Anchor Bay ups the tech spec ante by giving the aural elements a Dolby Digital 5.1 polish. There are some interesting directional facets (especially during a last act truck chase) and a nice level of spatial ambiance. We really believe we are on the deserted streets of Haddenfield late at night during the movie's more quiet moments. While the 2.0 Stereo mix is perfectly acceptable, go with the multi-channel offering. It really adds to the limited mood of this movie.
Adding a kind of metaphysical insult to some obvious cinematic injury, one of the worst efforts in the Halloween franchise gets a nice selection of bonus features, beginning with a pair of audio commentaries. First up is a discussion with actors Ellie Cornell and Danielle Harris. Both are relatively happy with their work in the film, and provide nostalgic anecdotes about the long nights, and odd situations they were often placed in. This is followed by another alternate narrative with writer Alan B. McElroy. Explaining his geekdom for the series (he loves Halloween II), the scribe does a decent job of convincing us that he only had the noblest of intentions when he jumpstarted the Michael Myers myth. Yet even with the occasional prodding of Halloweenmovies.com's Anthony Massey, there is still a little too much dead air during this discussion.

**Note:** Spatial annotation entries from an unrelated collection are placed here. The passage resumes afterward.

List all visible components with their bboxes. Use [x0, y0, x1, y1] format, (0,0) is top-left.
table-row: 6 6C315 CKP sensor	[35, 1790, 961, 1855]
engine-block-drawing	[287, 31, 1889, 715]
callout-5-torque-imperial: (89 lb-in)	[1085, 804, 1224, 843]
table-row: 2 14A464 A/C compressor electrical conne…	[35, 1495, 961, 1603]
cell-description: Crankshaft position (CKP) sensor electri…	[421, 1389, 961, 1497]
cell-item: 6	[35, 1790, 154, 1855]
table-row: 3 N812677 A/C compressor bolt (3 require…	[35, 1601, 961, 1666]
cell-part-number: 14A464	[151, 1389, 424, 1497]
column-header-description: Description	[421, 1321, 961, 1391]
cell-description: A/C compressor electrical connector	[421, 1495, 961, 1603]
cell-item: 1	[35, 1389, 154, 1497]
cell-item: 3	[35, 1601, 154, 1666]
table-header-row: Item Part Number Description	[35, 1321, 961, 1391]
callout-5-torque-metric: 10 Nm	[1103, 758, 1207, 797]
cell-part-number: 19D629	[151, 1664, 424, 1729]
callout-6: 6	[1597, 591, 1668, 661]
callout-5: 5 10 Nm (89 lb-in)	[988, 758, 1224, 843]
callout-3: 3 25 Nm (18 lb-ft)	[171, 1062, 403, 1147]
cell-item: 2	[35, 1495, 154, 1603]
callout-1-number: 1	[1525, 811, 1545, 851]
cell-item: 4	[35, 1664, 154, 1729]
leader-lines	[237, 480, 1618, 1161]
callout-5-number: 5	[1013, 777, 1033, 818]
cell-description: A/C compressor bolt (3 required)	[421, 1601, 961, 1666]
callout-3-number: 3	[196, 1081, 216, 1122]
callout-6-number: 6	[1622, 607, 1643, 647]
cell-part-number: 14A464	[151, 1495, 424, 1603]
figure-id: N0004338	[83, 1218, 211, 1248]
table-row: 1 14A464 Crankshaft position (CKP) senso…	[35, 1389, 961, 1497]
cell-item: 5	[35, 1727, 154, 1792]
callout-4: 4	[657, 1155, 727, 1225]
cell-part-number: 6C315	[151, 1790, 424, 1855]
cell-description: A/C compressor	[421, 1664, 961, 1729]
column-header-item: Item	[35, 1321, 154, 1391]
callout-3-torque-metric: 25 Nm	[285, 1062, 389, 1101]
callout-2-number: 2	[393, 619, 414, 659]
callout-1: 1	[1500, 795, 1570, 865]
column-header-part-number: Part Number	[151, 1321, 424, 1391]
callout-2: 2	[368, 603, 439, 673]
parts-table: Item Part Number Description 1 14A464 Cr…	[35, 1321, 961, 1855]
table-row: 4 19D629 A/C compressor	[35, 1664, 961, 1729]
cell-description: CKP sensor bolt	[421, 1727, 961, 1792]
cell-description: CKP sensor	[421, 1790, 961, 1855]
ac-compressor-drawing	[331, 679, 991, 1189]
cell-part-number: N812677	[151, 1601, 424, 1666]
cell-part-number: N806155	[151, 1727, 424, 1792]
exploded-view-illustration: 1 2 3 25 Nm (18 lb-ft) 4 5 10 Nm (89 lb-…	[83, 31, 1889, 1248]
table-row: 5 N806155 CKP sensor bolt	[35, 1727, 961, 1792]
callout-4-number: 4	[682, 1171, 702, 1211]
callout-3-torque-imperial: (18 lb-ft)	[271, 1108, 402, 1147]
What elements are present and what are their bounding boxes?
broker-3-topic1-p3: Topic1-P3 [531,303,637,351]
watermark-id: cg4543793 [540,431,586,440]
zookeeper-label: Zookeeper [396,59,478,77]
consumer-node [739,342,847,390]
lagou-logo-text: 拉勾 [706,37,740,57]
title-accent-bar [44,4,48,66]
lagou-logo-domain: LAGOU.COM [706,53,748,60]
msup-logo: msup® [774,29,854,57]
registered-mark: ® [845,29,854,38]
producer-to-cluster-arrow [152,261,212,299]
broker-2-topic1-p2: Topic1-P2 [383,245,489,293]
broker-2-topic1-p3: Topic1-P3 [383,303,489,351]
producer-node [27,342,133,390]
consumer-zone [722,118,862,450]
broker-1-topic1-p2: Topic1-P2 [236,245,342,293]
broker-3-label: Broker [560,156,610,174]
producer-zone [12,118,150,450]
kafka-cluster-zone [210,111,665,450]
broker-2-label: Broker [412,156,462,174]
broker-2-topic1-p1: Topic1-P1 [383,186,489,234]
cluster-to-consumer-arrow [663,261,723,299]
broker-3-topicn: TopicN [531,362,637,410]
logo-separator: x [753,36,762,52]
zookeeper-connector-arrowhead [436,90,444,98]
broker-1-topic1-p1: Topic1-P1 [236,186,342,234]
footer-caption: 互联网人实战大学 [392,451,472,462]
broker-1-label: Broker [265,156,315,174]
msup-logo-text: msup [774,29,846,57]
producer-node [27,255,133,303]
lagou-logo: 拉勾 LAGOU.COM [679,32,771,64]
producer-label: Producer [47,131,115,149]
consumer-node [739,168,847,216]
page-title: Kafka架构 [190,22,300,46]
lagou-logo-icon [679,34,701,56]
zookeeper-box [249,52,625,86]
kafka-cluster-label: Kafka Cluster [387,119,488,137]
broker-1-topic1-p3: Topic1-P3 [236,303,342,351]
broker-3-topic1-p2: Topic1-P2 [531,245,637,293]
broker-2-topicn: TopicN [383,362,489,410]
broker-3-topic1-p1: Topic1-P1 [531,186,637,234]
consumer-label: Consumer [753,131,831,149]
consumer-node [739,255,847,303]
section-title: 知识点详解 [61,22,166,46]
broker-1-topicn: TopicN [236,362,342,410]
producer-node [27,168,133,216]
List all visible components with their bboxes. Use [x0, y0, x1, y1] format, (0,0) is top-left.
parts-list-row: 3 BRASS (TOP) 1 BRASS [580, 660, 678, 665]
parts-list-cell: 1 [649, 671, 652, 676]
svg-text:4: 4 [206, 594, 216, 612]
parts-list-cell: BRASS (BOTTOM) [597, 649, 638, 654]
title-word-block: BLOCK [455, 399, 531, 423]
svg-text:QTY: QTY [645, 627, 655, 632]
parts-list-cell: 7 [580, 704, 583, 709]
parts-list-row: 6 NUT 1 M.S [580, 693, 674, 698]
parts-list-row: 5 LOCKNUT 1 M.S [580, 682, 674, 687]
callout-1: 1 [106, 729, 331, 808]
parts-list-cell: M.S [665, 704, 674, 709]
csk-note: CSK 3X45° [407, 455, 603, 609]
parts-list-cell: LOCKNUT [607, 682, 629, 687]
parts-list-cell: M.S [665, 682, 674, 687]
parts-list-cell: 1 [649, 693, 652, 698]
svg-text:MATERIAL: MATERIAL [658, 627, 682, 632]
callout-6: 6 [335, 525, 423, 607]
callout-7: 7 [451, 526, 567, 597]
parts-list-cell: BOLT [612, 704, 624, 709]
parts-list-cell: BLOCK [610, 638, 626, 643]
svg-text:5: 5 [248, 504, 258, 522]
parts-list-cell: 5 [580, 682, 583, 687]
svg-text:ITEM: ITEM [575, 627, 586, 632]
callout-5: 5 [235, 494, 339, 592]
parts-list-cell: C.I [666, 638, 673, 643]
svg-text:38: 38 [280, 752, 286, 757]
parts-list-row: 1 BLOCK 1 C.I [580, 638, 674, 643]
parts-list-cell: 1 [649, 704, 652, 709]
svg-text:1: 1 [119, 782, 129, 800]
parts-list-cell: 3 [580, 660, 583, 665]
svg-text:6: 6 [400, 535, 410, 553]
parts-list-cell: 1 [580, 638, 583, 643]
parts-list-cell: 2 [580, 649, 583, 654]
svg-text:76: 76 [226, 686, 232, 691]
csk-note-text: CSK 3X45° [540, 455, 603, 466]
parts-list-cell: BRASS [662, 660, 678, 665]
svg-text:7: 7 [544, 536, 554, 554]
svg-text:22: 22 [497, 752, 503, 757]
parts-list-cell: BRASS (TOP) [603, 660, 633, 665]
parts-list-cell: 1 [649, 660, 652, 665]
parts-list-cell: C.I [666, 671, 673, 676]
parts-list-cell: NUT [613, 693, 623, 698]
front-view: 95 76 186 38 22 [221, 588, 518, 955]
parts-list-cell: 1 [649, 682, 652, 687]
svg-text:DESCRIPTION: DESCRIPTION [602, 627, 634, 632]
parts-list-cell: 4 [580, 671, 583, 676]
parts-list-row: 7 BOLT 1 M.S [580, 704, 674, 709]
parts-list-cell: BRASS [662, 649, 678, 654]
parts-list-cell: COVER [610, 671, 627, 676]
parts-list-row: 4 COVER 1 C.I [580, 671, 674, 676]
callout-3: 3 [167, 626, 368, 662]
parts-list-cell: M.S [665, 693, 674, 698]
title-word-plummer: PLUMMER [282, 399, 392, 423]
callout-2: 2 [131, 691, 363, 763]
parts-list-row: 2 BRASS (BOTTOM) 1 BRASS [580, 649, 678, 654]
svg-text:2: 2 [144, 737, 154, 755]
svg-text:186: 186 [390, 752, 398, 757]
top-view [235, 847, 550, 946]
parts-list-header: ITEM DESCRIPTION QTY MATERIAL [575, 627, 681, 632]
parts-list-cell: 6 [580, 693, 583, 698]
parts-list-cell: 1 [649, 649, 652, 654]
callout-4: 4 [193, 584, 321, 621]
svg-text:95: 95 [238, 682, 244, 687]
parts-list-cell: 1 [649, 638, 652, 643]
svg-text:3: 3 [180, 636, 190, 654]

In addition, there is the 17 minute Making-Of featurette from the previous Special Edition release. Entitled Halloween 4: Final Cut, it offers Akkad, Little and several others speaking about the behind the scenes aspects of the production. We are also treated to a surreal cast panel from the 25th Anniversary Halloween Convention. Made up of 4's Danielle Harris, Kathleen Kinmot and Sasha Jenson and 5's Jeffrey Landman, this fan-based Q&A is a dorky delight. Reminiscent of those sketch show spoofs where overly obsessive followers ask all kind of uber-detailed inquiries, it's fun to watch Harris interact with the audience. As for the rest of the panel members…well, let's just say they seem less than enthusiastic about this trip down monster movie memory lane. Add in some trailers, and you've got a wonderful selection of supplements.
Though it's ineffectual scares and lack of a cohesive narrative would easily warrant a Skip It, the new Divimax version of Halloween 4: The Return of Michael Myers will receive a Rent It recommendation. It's more of a nod to the overall series than a clear indication of this film's particular entertainment value. There will be some who latch onto young Danielle Harris, turning her into an unlikely horror icon (considering how little she does) and there will be others who like the blood free (not to mention suspense free, logic free, characterization free, etc.) conceits of the filmmaking. Yet the sad fact is that, outside of the occasionally clever premise (Halloween H20's return of Laurie Strode, Halloween 6's Thorn cult), there was no real reason to continue on with this film franchise. While it may be macabre heresy to say it, Michael Myers is just not that effective as a scare symbol. In fact, more people remember Carpenter's masterful musical theme and the acting of Jamie Lee Curtis and Donald Pleasance than they do the importance of The Shape as a continuing character. As Halloween 4: The Return of Michael Myers bears out, this was one killing machine that should have been dismantled and mothballed long ago.